Details
- Date: 3 November 2016 07:18 PST
- Location: Karachi
- Coordinates: 24°51′03″N 67°12′43″E﻿ / ﻿24.8508°N 67.2119°E
- Country: Pakistan
- Operator: Pakistan Railways
- Incident type: Collision
- Cause: Wrong signal

Statistics
- Trains: 2
- Deaths: 21
- Injured: 65

= Karachi rail crash =

2016 train accident in Karachi, Pakistan

The Karachi rail crash (also referred to as the Landhi rail disaster) was a train accident between the Fareed Express and the Bahauddin Zakaria Express that occurred on 3 November 2016 at 7:18 PST at Landhi station, in Karachi, Pakistan. The Fareed Express (from Lahore to Karachi) was parked at the Landhi station when the Bahauddin Zakaria Express, which was traveling from Multan to Karachi, collided with the Fareed Express from behind, killing 21 people and injuring 65 people. Minister of Railways Khawaja Saad Rafique originally attributed the crash to the engineers of the Bahauddin Zakaria Express for failing to see both yellow and red signals earlier en-route, but Senator Saeed Ghani attributed the crash to a green signal being accidentally activated on the track the Bahauddin Zakaria Express was traveling on.

==Accident==
Witnesses described that Zakaria Express from Multan rammed into Fareed Express from Lahore, which was parked there, with the roar of the crash swiftly followed by the screams of people trapped inside. At least two carriages from the trains overturned due to the collision. TV footage showed the trains had suffered heavy damage. The train operation came to a complete halt after the accident. Two bogies of Fareed Express and one bogie of Zakaria Express were completely destroyed due to the collision.
Adviser to Sindh Chief Minister on Labour Senator Saeed Ghani said that railway officials gave a green signal to the train coming from behind by mistake, and it went on to hit the train at rest.
A factory worker Ajab Gul told to media that he was on his way to work when the accident occurred. Suddenly another train came speeding in and smashed into the parked train.

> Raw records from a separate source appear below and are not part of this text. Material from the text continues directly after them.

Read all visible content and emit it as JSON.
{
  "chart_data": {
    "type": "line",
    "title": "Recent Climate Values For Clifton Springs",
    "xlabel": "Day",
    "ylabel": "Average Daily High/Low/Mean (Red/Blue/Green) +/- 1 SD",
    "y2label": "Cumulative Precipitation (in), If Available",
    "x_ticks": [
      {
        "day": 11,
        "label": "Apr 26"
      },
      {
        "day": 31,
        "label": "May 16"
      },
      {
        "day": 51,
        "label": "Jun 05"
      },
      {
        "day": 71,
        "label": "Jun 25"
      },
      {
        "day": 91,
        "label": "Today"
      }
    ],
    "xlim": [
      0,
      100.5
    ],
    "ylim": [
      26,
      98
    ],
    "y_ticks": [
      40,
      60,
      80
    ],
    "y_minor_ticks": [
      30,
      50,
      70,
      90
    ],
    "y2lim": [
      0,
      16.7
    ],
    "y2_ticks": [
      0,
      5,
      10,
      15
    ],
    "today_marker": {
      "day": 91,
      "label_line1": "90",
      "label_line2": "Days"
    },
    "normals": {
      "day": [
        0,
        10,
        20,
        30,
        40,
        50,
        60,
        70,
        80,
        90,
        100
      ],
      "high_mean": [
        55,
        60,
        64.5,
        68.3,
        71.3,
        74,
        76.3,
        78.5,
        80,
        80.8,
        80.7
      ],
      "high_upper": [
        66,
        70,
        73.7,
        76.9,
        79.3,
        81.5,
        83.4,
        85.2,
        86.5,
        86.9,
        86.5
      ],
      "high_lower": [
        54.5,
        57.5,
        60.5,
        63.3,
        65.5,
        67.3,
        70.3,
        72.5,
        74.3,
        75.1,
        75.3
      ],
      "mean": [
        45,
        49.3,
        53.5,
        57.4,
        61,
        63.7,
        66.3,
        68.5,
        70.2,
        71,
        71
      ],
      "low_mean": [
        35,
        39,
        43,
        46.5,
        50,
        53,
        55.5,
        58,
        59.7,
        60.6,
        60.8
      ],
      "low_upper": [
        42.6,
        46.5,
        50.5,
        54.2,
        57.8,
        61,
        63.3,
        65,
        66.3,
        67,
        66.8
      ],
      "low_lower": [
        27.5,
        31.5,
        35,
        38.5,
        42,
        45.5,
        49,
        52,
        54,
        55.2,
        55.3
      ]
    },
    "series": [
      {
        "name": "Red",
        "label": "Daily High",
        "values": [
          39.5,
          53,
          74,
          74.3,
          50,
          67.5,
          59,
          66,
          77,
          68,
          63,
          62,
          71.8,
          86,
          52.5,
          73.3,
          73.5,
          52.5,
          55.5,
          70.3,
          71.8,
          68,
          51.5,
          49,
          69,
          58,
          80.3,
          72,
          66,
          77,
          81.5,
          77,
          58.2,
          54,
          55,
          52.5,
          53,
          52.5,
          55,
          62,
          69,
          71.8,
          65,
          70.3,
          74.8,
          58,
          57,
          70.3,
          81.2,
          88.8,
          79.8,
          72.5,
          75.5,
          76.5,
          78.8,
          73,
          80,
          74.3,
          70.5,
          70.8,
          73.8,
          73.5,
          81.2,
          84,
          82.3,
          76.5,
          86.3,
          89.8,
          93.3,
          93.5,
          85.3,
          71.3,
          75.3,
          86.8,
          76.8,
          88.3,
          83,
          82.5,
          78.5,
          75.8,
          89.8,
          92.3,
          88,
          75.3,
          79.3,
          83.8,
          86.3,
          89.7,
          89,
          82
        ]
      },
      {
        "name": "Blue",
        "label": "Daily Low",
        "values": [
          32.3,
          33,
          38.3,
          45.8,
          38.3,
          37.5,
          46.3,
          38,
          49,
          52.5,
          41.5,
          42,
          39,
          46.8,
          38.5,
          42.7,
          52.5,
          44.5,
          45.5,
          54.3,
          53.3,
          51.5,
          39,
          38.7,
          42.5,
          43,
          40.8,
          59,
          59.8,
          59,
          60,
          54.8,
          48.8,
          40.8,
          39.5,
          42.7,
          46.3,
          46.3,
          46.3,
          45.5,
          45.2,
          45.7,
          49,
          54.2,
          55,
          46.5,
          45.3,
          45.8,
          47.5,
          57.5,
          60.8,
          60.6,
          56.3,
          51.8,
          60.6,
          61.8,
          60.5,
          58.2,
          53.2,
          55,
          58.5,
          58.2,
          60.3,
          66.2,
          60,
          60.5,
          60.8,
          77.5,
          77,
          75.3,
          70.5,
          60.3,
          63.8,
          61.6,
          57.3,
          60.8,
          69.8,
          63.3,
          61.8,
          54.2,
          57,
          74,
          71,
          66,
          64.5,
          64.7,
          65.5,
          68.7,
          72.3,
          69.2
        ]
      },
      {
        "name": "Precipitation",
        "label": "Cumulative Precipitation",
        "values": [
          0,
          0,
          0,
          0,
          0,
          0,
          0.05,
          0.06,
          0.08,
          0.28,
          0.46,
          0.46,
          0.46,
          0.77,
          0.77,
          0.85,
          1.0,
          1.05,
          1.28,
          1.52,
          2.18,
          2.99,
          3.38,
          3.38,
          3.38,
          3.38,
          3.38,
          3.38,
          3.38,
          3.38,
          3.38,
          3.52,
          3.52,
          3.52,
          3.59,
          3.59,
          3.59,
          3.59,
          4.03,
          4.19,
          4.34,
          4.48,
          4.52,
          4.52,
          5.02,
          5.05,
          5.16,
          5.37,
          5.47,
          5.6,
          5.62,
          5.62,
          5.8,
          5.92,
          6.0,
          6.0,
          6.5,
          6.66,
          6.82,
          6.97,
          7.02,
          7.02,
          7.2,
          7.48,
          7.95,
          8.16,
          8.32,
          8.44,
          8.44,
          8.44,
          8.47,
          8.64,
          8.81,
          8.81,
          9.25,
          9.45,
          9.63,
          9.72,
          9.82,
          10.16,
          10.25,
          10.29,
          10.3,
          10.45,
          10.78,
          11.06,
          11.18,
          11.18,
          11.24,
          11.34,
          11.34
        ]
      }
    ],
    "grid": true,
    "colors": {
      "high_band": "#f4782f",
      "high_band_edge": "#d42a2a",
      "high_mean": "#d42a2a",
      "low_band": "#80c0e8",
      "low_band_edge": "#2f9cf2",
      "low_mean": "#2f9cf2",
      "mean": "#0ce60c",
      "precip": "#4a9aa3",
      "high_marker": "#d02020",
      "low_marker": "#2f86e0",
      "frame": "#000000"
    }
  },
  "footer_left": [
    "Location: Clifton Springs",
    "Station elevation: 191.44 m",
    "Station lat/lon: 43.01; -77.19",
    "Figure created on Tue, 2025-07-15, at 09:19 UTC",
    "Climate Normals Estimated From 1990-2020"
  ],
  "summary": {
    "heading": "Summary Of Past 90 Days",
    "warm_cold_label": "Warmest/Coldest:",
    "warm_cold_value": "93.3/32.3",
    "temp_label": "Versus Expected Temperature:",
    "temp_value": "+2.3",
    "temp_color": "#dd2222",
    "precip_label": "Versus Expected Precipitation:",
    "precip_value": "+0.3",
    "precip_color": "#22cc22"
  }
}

===Drivers ignored signals===
Federal Minister for Railways Khawaja Saad Rafique pointed to the negligence of the driver and assistant driver of the train coming from behind as possible cause for the incident.
He said the drivers were first shown a yellow signal — an indication to slow down — followed by a red signal, "the [standard operating procedure] of which is stop (the train) dead for a minute and then proceed very slowly".
He said the drivers ignored both signals, which "apparently" led to the collision.

===Reactions===
Pakistan Peoples Party Chairman Bilawal Bhutto Zardari visited those injured in the train accident at Jinnah Postgraduate Medical Centre. Zardari said there should be no politics on terrorism and accidents. Bilawal sympathised with families who had lost their loved ones. He also asked for the best medical treatment to be provided to the injured. He added there was not a single emergency centre in Pakistan and it would be the provincial government’s focus to build one in Sindh.

Chief Minister Sindh Murad Ali Shah also paid a visit to the injured.

==Aftermath==
There were 16 dead bodies and 40 injured people taken to Jinnah Hospital, according to Dr. Seemi Jamali, head of the Emergency Department at Jinnah Hospital.

The injured were transferred to Jinnah Hospital, Abbasi Shaheed Hospital and Civil Hospital, where an emergency was declared.

All train traffic between Karachi and the rest of the country was suspended after the collision.